Bam-e, Pansit Bisaya is basically the same as to other guinisa pansit except probably to some ingredients or spices akin to or available to local Visayas. This guinisang mixed pansit canton and sotanghon for some reason it is called bam-e that I myself also can not explain. Anyway bam-e is regularly cooked by the owners of the flat I am staying here in Abu Dhabi, they are from Cebu. Bam-e is a party dish, whenever someone’s birthday, wedding or any other celebration these noodle dish is part of the menu. In fact it was one of the dish prepared on our little New Year celebration. I have tried to replicate it and here is the recipe of my version of Bam-e, Pansit Bisaya.
1/2 kilo sotanghon noodles, soaked, drained
1/2 kilo canton noodles
1/4 kilo pork
1 cup pork liver
1 pc. chicken breast
1 cup shrimp, shelled and de-veined
2 pcs. bay leaves
1 tsp. peppercorns
1 medium size onion, peeled, quartered
1 pc. Chinese chorizo, sliced crosswise
1/2 head garlic, peeled, crushed, chopped
1 medium size onion, peeled, chopped
1/2 small cabbage, shredded
1 medium size carrot, skinned, cut into thin strips
100 g. green beans, trimmed, sliced diagonally
1/4 cup tengang daga (black ear fungus)
2-3 stalks wansoy, kinchay, chopped
1/3 cup soy sauce
3-4 stalks spring onions, chopped
powdered black pepper
In a sauce pan boil pork, pork liver and chicken with bay leaves, quartered onion and peppercorns until tender. Remove pork, pork liver and chicken from sauce pan drain and let cool, set aside stock. Cut pork, pork liver into strips and shred chicken breast. Soak tengang daga (black ear fungus) until re-hydrated, drain, trim hard stems and cut into small pieces, set aside. In a wok sauté garlic and onion, add in Chinese chorizo pork, pork liver, chicken, shrimp, tengang daga and soy sauce, stir cook for 2 to 3 minutes. Add 4 to 6 cups of stock let boil and simmer for 2 to 3 minutes.

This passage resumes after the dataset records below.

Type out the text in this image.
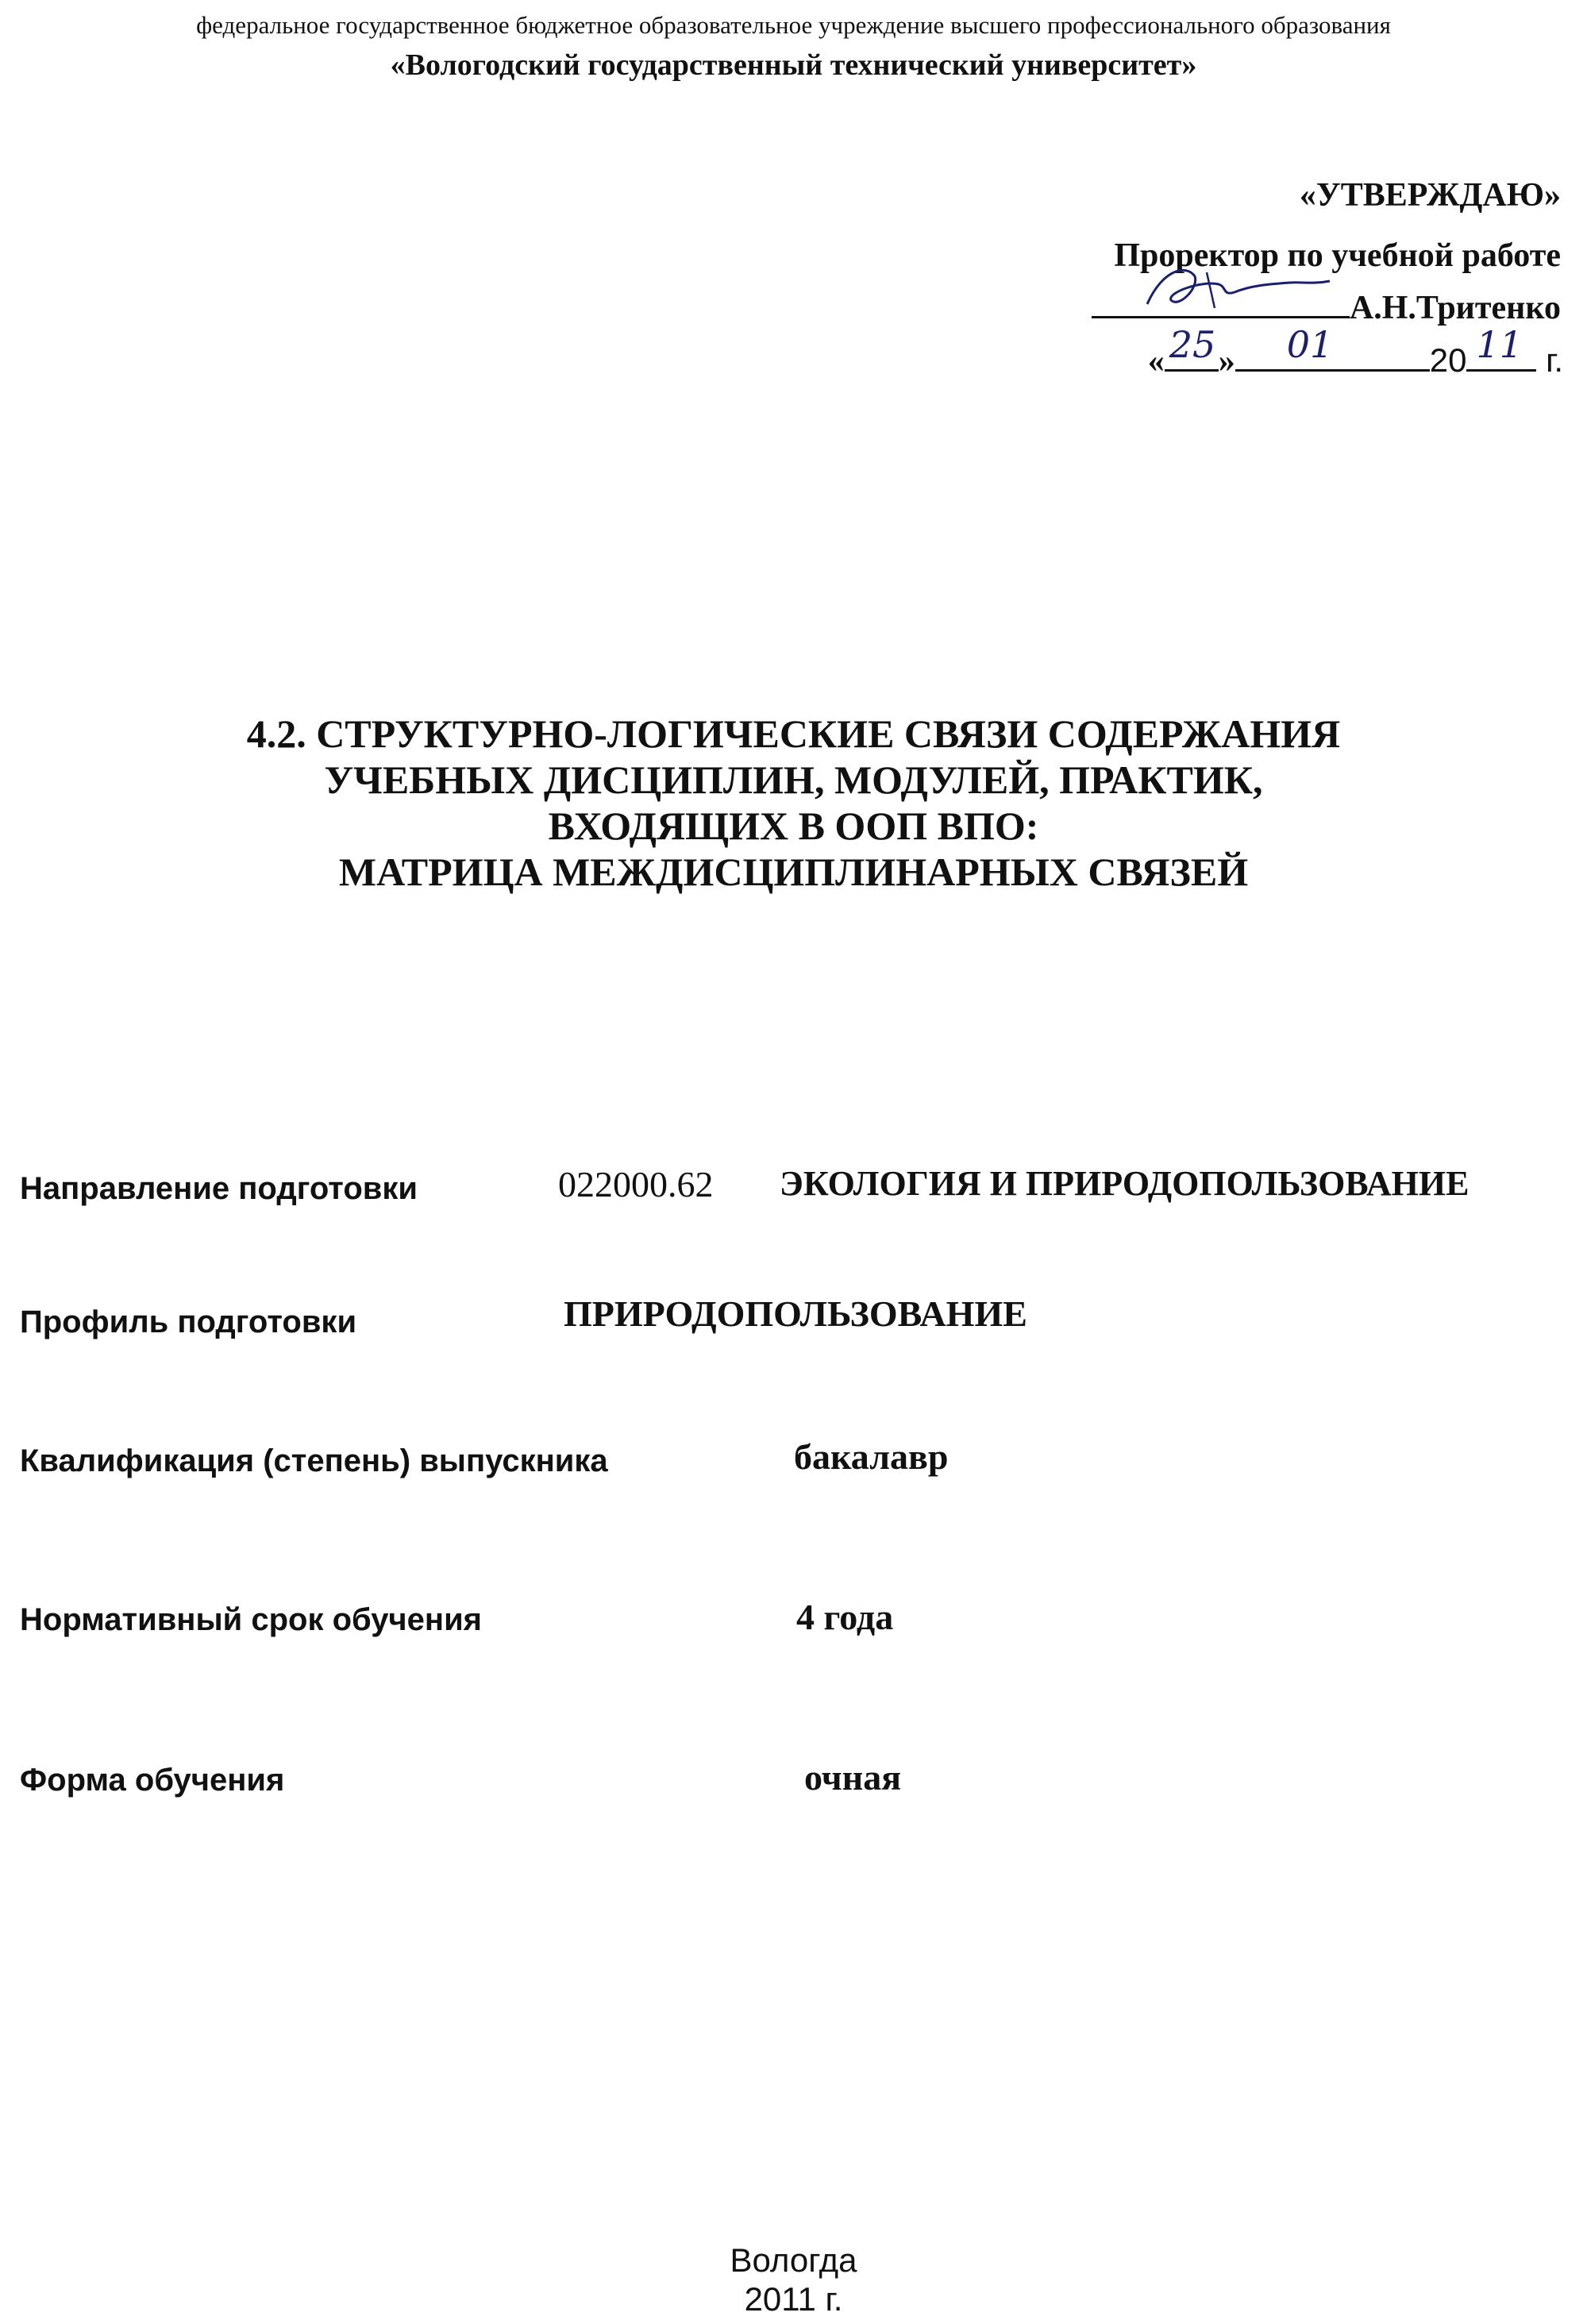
федеральное государственное бюджетное образовательное учреждение высшего профессионального образования
«Вологодский государственный технический университет»
«УТВЕРЖДАЮ»
Проректор по учебной работе
А.Н.Тритенко
« 25 » 01	20 11 г.
4.2. СТРУКТУРНО-ЛОГИЧЕСКИЕ СВЯЗИ СОДЕРЖАНИЯ
УЧЕБНЫХ ДИСЦИПЛИН, МОДУЛЕЙ, ПРАКТИК,
ВХОДЯЩИХ В ООП ВПО:
МАТРИЦА МЕЖДИСЦИПЛИНАРНЫХ СВЯЗЕЙ
Направление подготовки	022000.62 ЭКОЛОГИЯ И ПРИРОДОПОЛЬЗОВАНИЕ
Профиль подготовки	ПРИРОДОПОЛЬЗОВАНИЕ
Квалификация (степень) выпускника	бакалавр
Нормативный срок обучения	4 года
Форма обучения	очная
Вологда
2011 г.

Add in sotanghon and canton noodles, stir cook for 5 to 10 minutes or until the noodles are almost cooked, add more soy sauce as necessary and season with salt and pepper to taste. Add green beans, cabbage, carrots, and wansoy or kinchay stir cook for 3 to 5 minutes or vegetables are half cooked. Serve in a large platter, garnish with spring onions and drizzle with kalamansi.